Chain 3: Blockchain’s Competition

There have always been alternatives to distributed ledgers like centralisation, distributed/ decentralised storage and cloud storage. However, we will mainly focus on alternatives that also use distributed ledgers, as we can more directly compare these solutions to blockchains.

One of the big competitors to blockchain is DAG or Directed Acyclic Graphs. Instead of transactions organised into blocks connected in a sequential chain, a DAG maps them as vertices connected by edges. This allows for multiple unconfirmed transactions to be validated simultaneously in parallel rather than sequentially like a blockchain. Proponents argue it solves scalability bottlenecks created by block refresh intervals under [proof-of-work](https://www.investopedia.com/terms/p/proof-work.asp#:~:text=Proof of work is a,for participating in the network.). Without artificial linearisation delays of blockchain, confirmation times can be exponentially faster according to network activity alone. Solutions like Byteball and Nano can stand up to the prowess of blockchain cryptocurrencies, while others like IOTA’s Tangle allow feeless transactions within IoT (Internet of Things).

Hashgraphs are another alternative to blockchain.  Like DAGs, it has transactions spread organically via an acyclic graph rather than linear block production. However, hashgraph employs a novel asynchronous Byzantine fault tolerant (BFT) consensus algorithm to probabilistically determine transaction order and validity as opposed to DAG which leverages the graph structure itself for distributed consensus. Hashgraphs use a gossip protocol where nodes randomly exchange information with peers, allowing a consensus view to emerge over many such rounds of communication. Hedera Hashgraph is one of the leading implementations of hashgraphs, with its hashgraph networks and its flagship cryptocurrency HBAR.

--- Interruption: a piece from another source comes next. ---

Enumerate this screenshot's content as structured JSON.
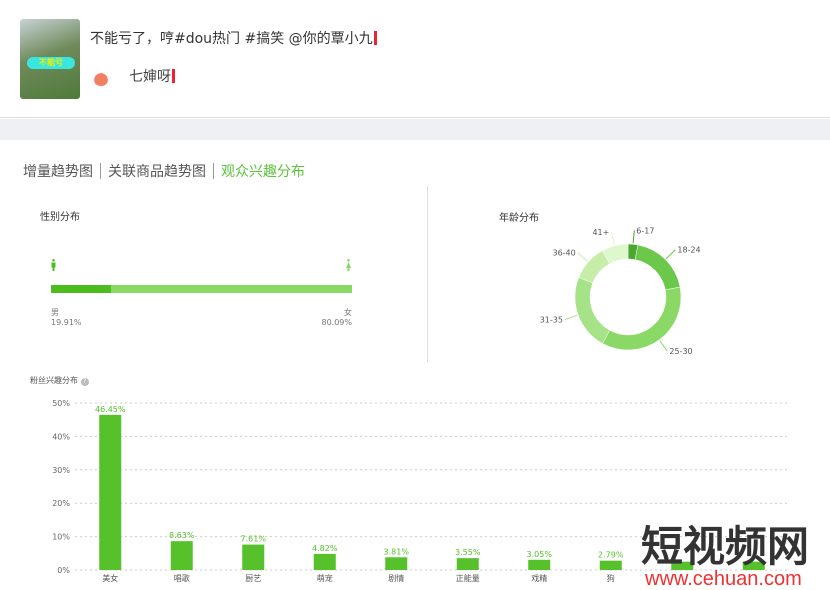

Lastly, Holochains are a novel agent-centric system as opposed to global ledgers. Rather than broadcast all data publicly, each user/device (“agent”) runs its local chain reconciled peer-to-peer as needed. This avoids wasting resources by only sharing relevant updates. Developers use “DNA” to define how specific applications (“Apps”) work at a base level. Users opt-in by running Apps, agreeing to their validation rules without upfront mining incentives. Apps form their dynamic small-world networks around a shared purpose. Rather than addressing by IP, agents connect socioeconomically through App use.

Conclusion:

At their core, blockchains, hashgraphs, DAGs and Holochains all aim to facilitate secure, decentralised transactions without centralised intermediaries like traditional banking. By distributing transaction validation across independent parties, they build consensus to finalise deals in a verifiable yet non-reversible way.

Blockchain paved the way by serialising transactions in cryptographically linked blocks. However, blockchain scalability hits barriers as work and storage loads grow linearly with use.

Enter faster network structures like hashgraphs and DAGs. By propagating transactions without sequential blocks or energy-intensive mining puzzles, they potentially enable orders of magnitude more throughput.

Yet Holochain uniquely distributes this further by forming autonomous application-specific networks rather than one shared global ledger. It minimises needless replication while retaining security through agent-based reconciliation and DNA-defined governance standards.

In summary, each platform offers a unique consensus and architectural approach optimised for certain usage contexts. Only by understanding their varying properties can practitioners intelligently select the best-fit alternative based on factors like data independence, scalability, decentralisation and systemic incentives required. Though unwritten, we can say that the field’s future looks bright. And that blockchain isn’t going anywhere soon.